最后一条消息每秒重复多次。其他相关信息:
这是一台装有老旧 Linux 内核的戴尔机器,通过 SAS 连接到戴尔磁盘阵列。
# uname -a
Linux host1 3.2.0-34-generic #53-Ubuntu SMP Thu Nov 15 10:48:16 UTC 2012 x86_64 x86_64 x86_64 GNU/Linux
# modinfo -F version mpt2sas
10.100.00.00
lspci | grep LSI
01:00.0 RAID bus controller: LSI Logic / Symbios Logic MegaRAID SAS 2008 [Falcon] (rev 03)
08:00.0 Serial Attached SCSI controller: LSI Logic / Symbios Logic SAS2008 PCI-Express Fusion-MPT SAS-2 [Falcon] (rev 03)
当向 mpt2sas 添加更多调试时,结果如下:
mpt2sas0: failure at /build/buildd/linux-3.2.0/drivers/scsi/mpt2sas/mpt2sas_scsih.c:5157/_scsih_add_device()!
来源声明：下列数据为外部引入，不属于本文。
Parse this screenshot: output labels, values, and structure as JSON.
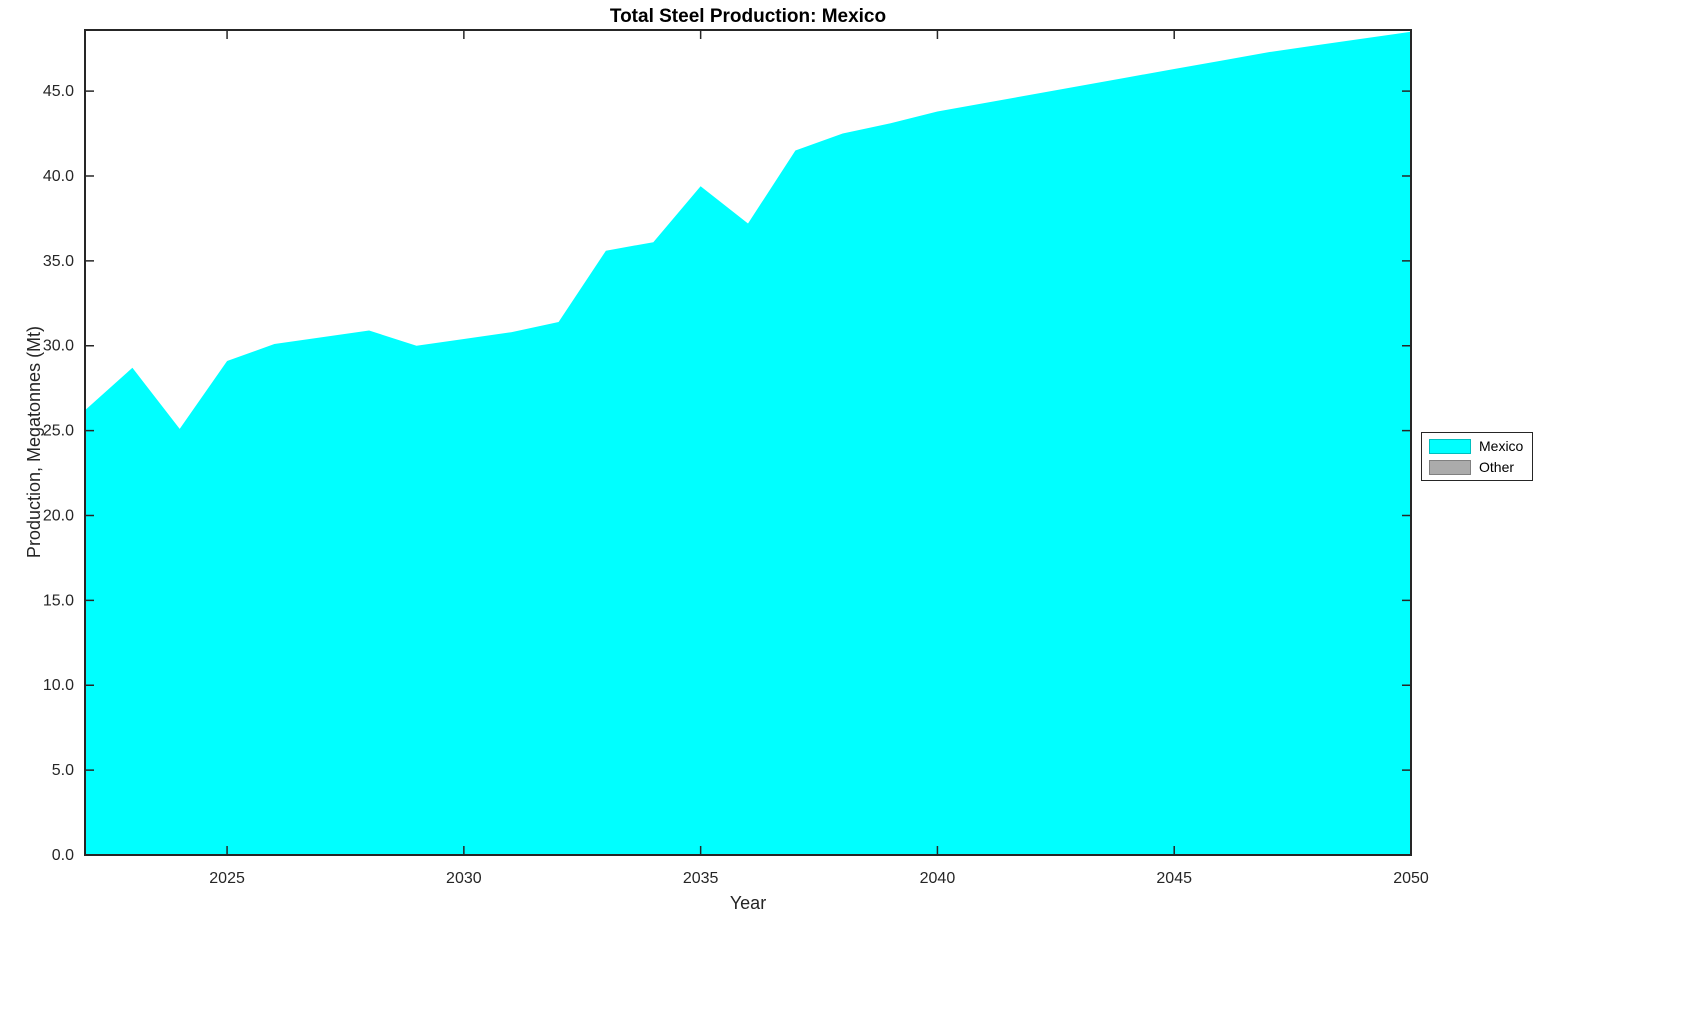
{
  "chart_data": {
    "type": "area",
    "title": "Total Steel Production: Mexico",
    "xlabel": "Year",
    "ylabel": "Production, Megatonnes (Mt)",
    "x": [
      2022,
      2023,
      2024,
      2025,
      2026,
      2027,
      2028,
      2029,
      2030,
      2031,
      2032,
      2033,
      2034,
      2035,
      2036,
      2037,
      2038,
      2039,
      2040,
      2041,
      2042,
      2043,
      2044,
      2045,
      2046,
      2047,
      2048,
      2049,
      2050
    ],
    "series": [
      {
        "name": "Mexico",
        "color": "#00FFFF",
        "values": [
          26.2,
          28.7,
          25.1,
          29.1,
          30.1,
          30.5,
          30.9,
          30.0,
          30.4,
          30.8,
          31.4,
          35.6,
          36.1,
          39.4,
          37.2,
          41.5,
          42.5,
          43.1,
          43.8,
          44.3,
          44.8,
          45.3,
          45.8,
          46.3,
          46.8,
          47.3,
          47.7,
          48.1,
          48.5
        ]
      }
    ],
    "legend": [
      {
        "label": "Mexico",
        "color": "#00FFFF"
      },
      {
        "label": "Other",
        "color": "#ABABAB"
      }
    ],
    "legend_position": "right-outside",
    "xlim": [
      2022,
      2050
    ],
    "ylim": [
      0,
      48.6
    ],
    "xticks": [
      2025,
      2030,
      2035,
      2040,
      2045,
      2050
    ],
    "yticks": [
      0,
      5,
      10,
      15,
      20,
      25,
      30,
      35,
      40,
      45
    ],
    "grid": false,
    "axis_color": "#262626"
  }
}
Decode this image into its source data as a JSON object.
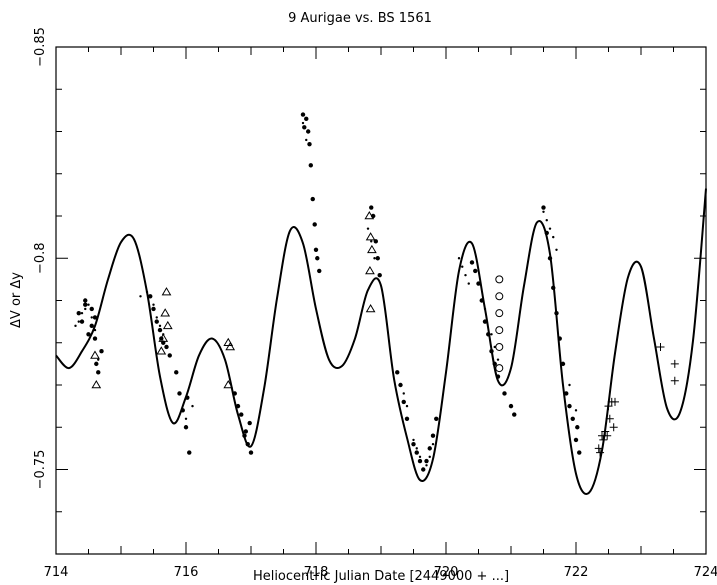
{
  "chart_data": {
    "type": "scatter",
    "title": "9 Aurigae vs. BS 1561",
    "xlabel": "Heliocentric Julian Date [2449000 + ...]",
    "ylabel": "ΔV or Δy",
    "xlim": [
      714,
      724
    ],
    "ylim": [
      -0.73,
      -0.85
    ],
    "y_axis_inverted": true,
    "x_ticks": [
      714,
      716,
      718,
      720,
      722,
      724
    ],
    "x_tick_labels": [
      "714",
      "716",
      "718",
      "720",
      "722",
      "724"
    ],
    "y_ticks": [
      -0.75,
      -0.8,
      -0.85
    ],
    "y_tick_labels": [
      "−0.75",
      "−0.8",
      "−0.85"
    ],
    "grid": false,
    "legend": "none",
    "series": [
      {
        "marker": "curve",
        "x": [
          714.0,
          714.2,
          714.4,
          714.6,
          714.8,
          715.0,
          715.2,
          715.4,
          715.6,
          715.8,
          716.0,
          716.2,
          716.4,
          716.6,
          716.8,
          717.0,
          717.2,
          717.4,
          717.6,
          717.8,
          718.0,
          718.2,
          718.4,
          718.6,
          718.8,
          719.0,
          719.2,
          719.4,
          719.6,
          719.8,
          720.0,
          720.2,
          720.4,
          720.6,
          720.8,
          721.0,
          721.2,
          721.4,
          721.6,
          721.8,
          722.0,
          722.2,
          722.4,
          722.6,
          722.8,
          723.0,
          723.2,
          723.4,
          723.6,
          723.8,
          724.0
        ],
        "y": [
          -0.777,
          -0.774,
          -0.778,
          -0.784,
          -0.795,
          -0.8038,
          -0.8045,
          -0.792,
          -0.772,
          -0.761,
          -0.7672,
          -0.777,
          -0.781,
          -0.776,
          -0.763,
          -0.7555,
          -0.769,
          -0.7905,
          -0.8065,
          -0.8035,
          -0.788,
          -0.776,
          -0.7745,
          -0.781,
          -0.7925,
          -0.7935,
          -0.7715,
          -0.7575,
          -0.7475,
          -0.7525,
          -0.773,
          -0.797,
          -0.8035,
          -0.788,
          -0.771,
          -0.774,
          -0.7935,
          -0.8085,
          -0.801,
          -0.77,
          -0.749,
          -0.7445,
          -0.7545,
          -0.7775,
          -0.7955,
          -0.798,
          -0.781,
          -0.7645,
          -0.7635,
          -0.7805,
          -0.8165
        ]
      },
      {
        "marker": "filled-circle",
        "x": [
          714.35,
          714.4,
          714.45,
          714.5,
          714.55,
          714.6,
          714.62,
          714.65,
          714.7,
          714.45,
          714.55,
          714.6,
          715.45,
          715.5,
          715.55,
          715.6,
          715.62,
          715.65,
          715.7,
          715.75,
          715.85,
          715.9,
          715.95,
          716.0,
          716.02,
          716.05,
          716.75,
          716.8,
          716.85,
          716.9,
          716.95,
          717.0,
          716.92,
          716.98,
          717.8,
          717.82,
          717.85,
          717.88,
          717.9,
          717.92,
          717.95,
          717.98,
          718.0,
          718.05,
          718.02,
          718.85,
          718.88,
          718.92,
          718.95,
          718.98,
          719.25,
          719.3,
          719.35,
          719.4,
          719.5,
          719.55,
          719.6,
          719.65,
          719.7,
          719.75,
          719.8,
          719.85,
          720.4,
          720.45,
          720.5,
          720.55,
          720.6,
          720.65,
          720.7,
          720.75,
          720.8,
          720.9,
          721.0,
          721.05,
          721.5,
          721.55,
          721.6,
          721.65,
          721.7,
          721.75,
          721.8,
          721.85,
          721.9,
          721.95,
          722.0,
          722.05,
          722.02
        ],
        "y": [
          -0.787,
          -0.785,
          -0.789,
          -0.782,
          -0.788,
          -0.781,
          -0.775,
          -0.773,
          -0.778,
          -0.79,
          -0.784,
          -0.786,
          -0.791,
          -0.788,
          -0.785,
          -0.783,
          -0.781,
          -0.78,
          -0.779,
          -0.777,
          -0.773,
          -0.768,
          -0.764,
          -0.76,
          -0.767,
          -0.754,
          -0.768,
          -0.765,
          -0.763,
          -0.758,
          -0.756,
          -0.754,
          -0.759,
          -0.761,
          -0.834,
          -0.831,
          -0.833,
          -0.83,
          -0.827,
          -0.822,
          -0.814,
          -0.808,
          -0.802,
          -0.797,
          -0.8,
          -0.812,
          -0.81,
          -0.804,
          -0.8,
          -0.796,
          -0.773,
          -0.77,
          -0.766,
          -0.762,
          -0.756,
          -0.754,
          -0.752,
          -0.75,
          -0.752,
          -0.755,
          -0.758,
          -0.762,
          -0.799,
          -0.797,
          -0.794,
          -0.79,
          -0.785,
          -0.782,
          -0.778,
          -0.775,
          -0.772,
          -0.768,
          -0.765,
          -0.763,
          -0.812,
          -0.806,
          -0.8,
          -0.793,
          -0.787,
          -0.781,
          -0.775,
          -0.768,
          -0.765,
          -0.762,
          -0.757,
          -0.754,
          -0.76
        ]
      },
      {
        "marker": "small-dot",
        "x": [
          714.3,
          714.35,
          714.4,
          714.45,
          714.5,
          714.55,
          714.6,
          714.65,
          715.3,
          715.4,
          715.5,
          715.55,
          715.6,
          715.65,
          716.0,
          716.1,
          717.8,
          717.85,
          718.8,
          718.85,
          718.9,
          719.3,
          719.35,
          719.4,
          719.5,
          719.55,
          719.6,
          719.7,
          719.75,
          719.8,
          720.2,
          720.25,
          720.3,
          720.35,
          720.6,
          720.7,
          720.75,
          720.8,
          721.5,
          721.55,
          721.6,
          721.65,
          721.7,
          721.9,
          722.0
        ],
        "y": [
          -0.784,
          -0.785,
          -0.787,
          -0.788,
          -0.789,
          -0.786,
          -0.783,
          -0.776,
          -0.791,
          -0.792,
          -0.789,
          -0.786,
          -0.784,
          -0.782,
          -0.762,
          -0.765,
          -0.832,
          -0.828,
          -0.807,
          -0.804,
          -0.8,
          -0.77,
          -0.768,
          -0.765,
          -0.757,
          -0.755,
          -0.753,
          -0.751,
          -0.753,
          -0.756,
          -0.8,
          -0.798,
          -0.796,
          -0.794,
          -0.788,
          -0.782,
          -0.779,
          -0.776,
          -0.811,
          -0.809,
          -0.807,
          -0.805,
          -0.802,
          -0.77,
          -0.764
        ]
      },
      {
        "marker": "open-triangle",
        "x": [
          714.62,
          714.6,
          715.7,
          715.68,
          715.72,
          715.65,
          715.62,
          716.65,
          716.68,
          716.65,
          718.82,
          718.84,
          718.86,
          718.83,
          718.84
        ],
        "y": [
          -0.77,
          -0.777,
          -0.792,
          -0.787,
          -0.784,
          -0.781,
          -0.778,
          -0.78,
          -0.779,
          -0.77,
          -0.81,
          -0.805,
          -0.802,
          -0.797,
          -0.788
        ]
      },
      {
        "marker": "open-circle",
        "x": [
          720.82,
          720.82,
          720.82,
          720.82,
          720.82,
          720.82
        ],
        "y": [
          -0.795,
          -0.791,
          -0.787,
          -0.783,
          -0.779,
          -0.774
        ]
      },
      {
        "marker": "plus",
        "x": [
          722.35,
          722.37,
          722.4,
          722.42,
          722.45,
          722.48,
          722.5,
          722.52,
          722.55,
          722.58,
          722.6,
          723.3,
          723.52,
          723.52
        ],
        "y": [
          -0.755,
          -0.754,
          -0.758,
          -0.757,
          -0.759,
          -0.758,
          -0.765,
          -0.762,
          -0.766,
          -0.76,
          -0.766,
          -0.779,
          -0.775,
          -0.771
        ]
      }
    ]
  }
}
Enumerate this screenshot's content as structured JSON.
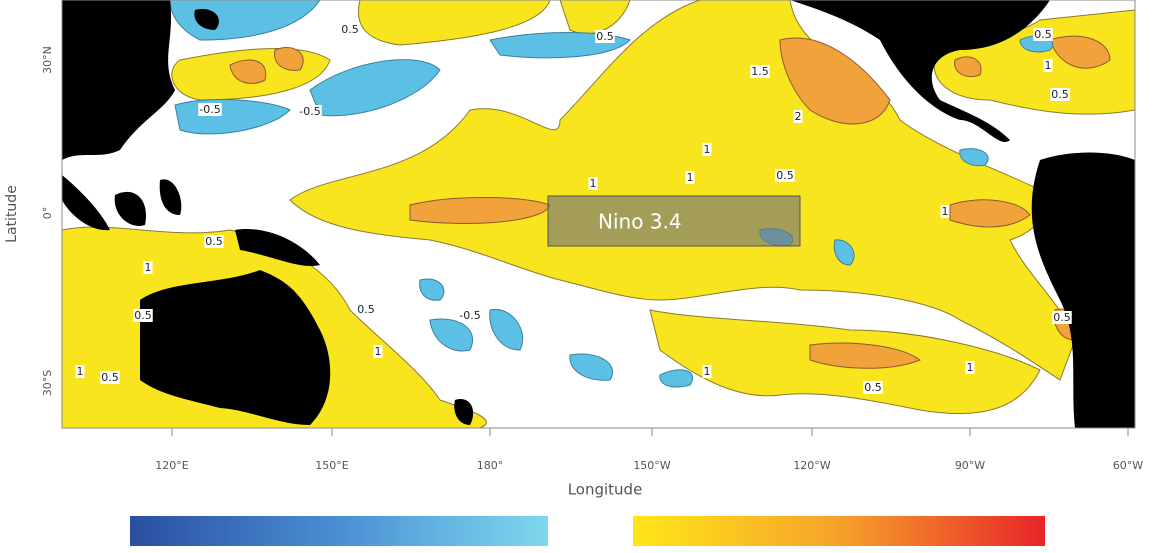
{
  "map": {
    "x_axis_label": "Longitude",
    "y_axis_label": "Latitude",
    "x_ticks": [
      "120°E",
      "150°E",
      "180°",
      "150°W",
      "120°W",
      "90°W",
      "60°W"
    ],
    "y_ticks": [
      "30°N",
      "0°",
      "30°S"
    ],
    "region_label": "Nino 3.4",
    "contour_labels": [
      "0.5",
      "0.5",
      "0.5",
      "0.5",
      "0.5",
      "0.5",
      "0.5",
      "0.5",
      "0.5",
      "0.5",
      "0.5",
      "-0.5",
      "-0.5",
      "-0.5",
      "1",
      "1",
      "1",
      "1",
      "1",
      "1",
      "1",
      "1",
      "1",
      "1",
      "1.5",
      "2"
    ]
  }
}
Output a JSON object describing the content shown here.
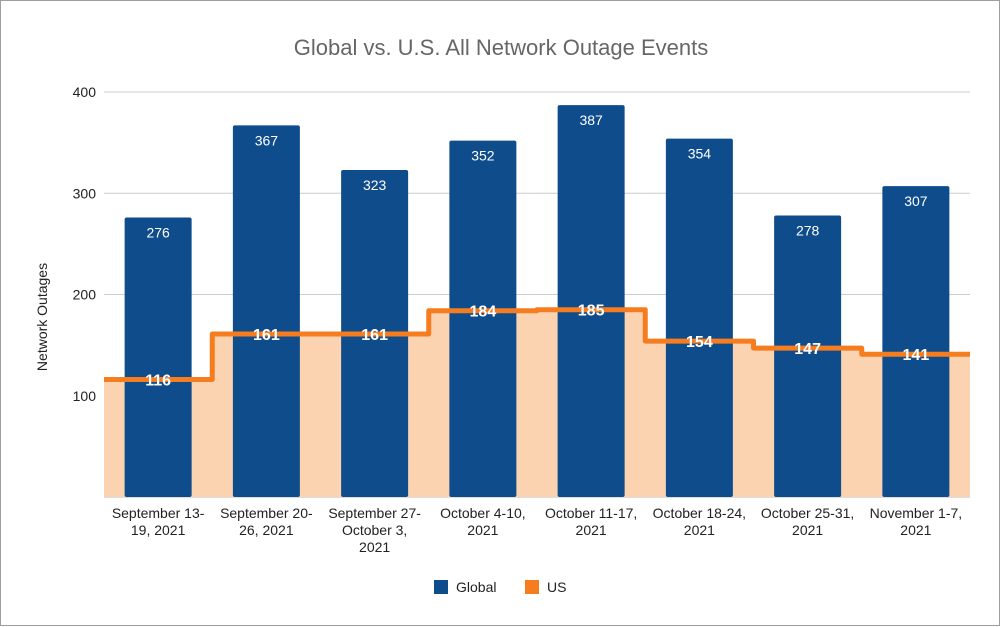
{
  "colors": {
    "global": "#0f4c8c",
    "us_line": "#f57c1f",
    "us_fill": "#fbd3b0",
    "grid": "#cccccc"
  },
  "chart_data": {
    "type": "bar",
    "title": "Global vs. U.S. All Network Outage Events",
    "xlabel": "",
    "ylabel": "Network Outages",
    "ylim": [
      0,
      400
    ],
    "yticks": [
      100,
      200,
      300,
      400
    ],
    "categories": [
      [
        "September 13-",
        "19, 2021"
      ],
      [
        "September 20-",
        "26, 2021"
      ],
      [
        "September 27-",
        "October 3,",
        "2021"
      ],
      [
        "October 4-10,",
        "2021"
      ],
      [
        "October 11-17,",
        "2021"
      ],
      [
        "October 18-24,",
        "2021"
      ],
      [
        "October 25-31,",
        "2021"
      ],
      [
        "November 1-7,",
        "2021"
      ]
    ],
    "series": [
      {
        "name": "Global",
        "type": "bar",
        "values": [
          276,
          367,
          323,
          352,
          387,
          354,
          278,
          307
        ]
      },
      {
        "name": "US",
        "type": "stepped-area",
        "values": [
          116,
          161,
          161,
          184,
          185,
          154,
          147,
          141
        ]
      }
    ],
    "legend": [
      "Global",
      "US"
    ],
    "legend_position": "bottom",
    "grid": true
  }
}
phy-7:4: refresh: parent sas_addr(0x590b11c007729400),
link_rate(0x08), phy(4)
attached_handle(0x0000), sas_addr(0x0000000000000000)
连接到磁盘阵列不同卷的其他机器正常工作。磁盘阵列和 iDrac 在日志中没有提供任何线索,一切似乎都很正常。谷歌搜索提供了一些恐怖故事,即 RAID 最终会丢弃所有磁盘。问题与异常高的负载无关。
这种行为持续了几个小时。
Red Hat 似乎有非常类似的问题,但还没有解决方案:
https://access.redhat.com/solutions/1990653
不幸的是,我无法重新启动机器来进行实验。